Mrs. Grenander

Isabella Grenander. Image copyright the British Library Board. courtesy of the British Newspaper Archive.

Henning Grenander is one of the big names in the early days of figure skating. He was born in 1974 in Sweden and won worlds in 1898, when it was held in London. In the same year, according to Hines, he relocated to England, where he served as a judge in the 1908 Olympics (2011, 103). He died in 1958.

On November 30, 1901, he married Isabella Wilson, age 27, who was born in Edinburgh. The ceremony took place at All Saints’ Church and was followed by a reception at Isabella’s parents’ house. They received “numerous and costly” presents. Afterward, they left for St. Moritz, one of the Swiss resorts that was popular among skaters (“Weddings,” 836–837).
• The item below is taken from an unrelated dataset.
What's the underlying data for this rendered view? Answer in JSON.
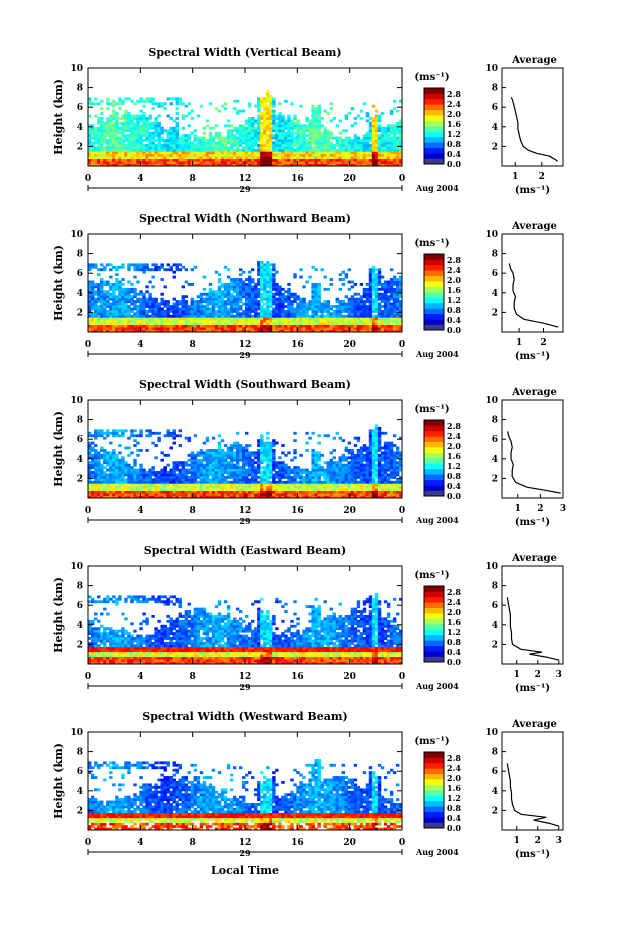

The 1911 census records them living at 13 Upper Wimpole Street in Marylebone, London, with their eight-year-old daughter Jean, a nurse, a cook, three housemaids, a kitchenmaid, a butler, and a footman. This, along with Grenander’s work on the medical field, points to them being quite well-off.

Did Isabella skate? Of course she did. If the St. Moritz honeymoon wasn’t enough of a clue, in 1905, The Bystander called her and her sister “perhaps the most skilful and the most accomplished skaters in London,” and yet she doesn’t seem to have competed. Their daughter Jean, however, seems to have avoided making her own place in the annals of skating history.

References

1911 England Census, digital image s.v. “Isabella Grenander.” Ancestry.com.

The Bystander. 1905. “Skilful Habituées of Prince’s Skat…” The Bystander. November 8, 1905.

Gentlewoman. 1901. “Weddings of the Week.” December 14, 1901.

James R. Hines. 2011. Historical Dictionary of Figure Skating. Plymouth, UK: Scarecrow Press.

London, England, Church of England Marriages and Banns, 1754–1932, digital image s.v. “Henning Grennan Esaias Grenander.” Ancestry.com.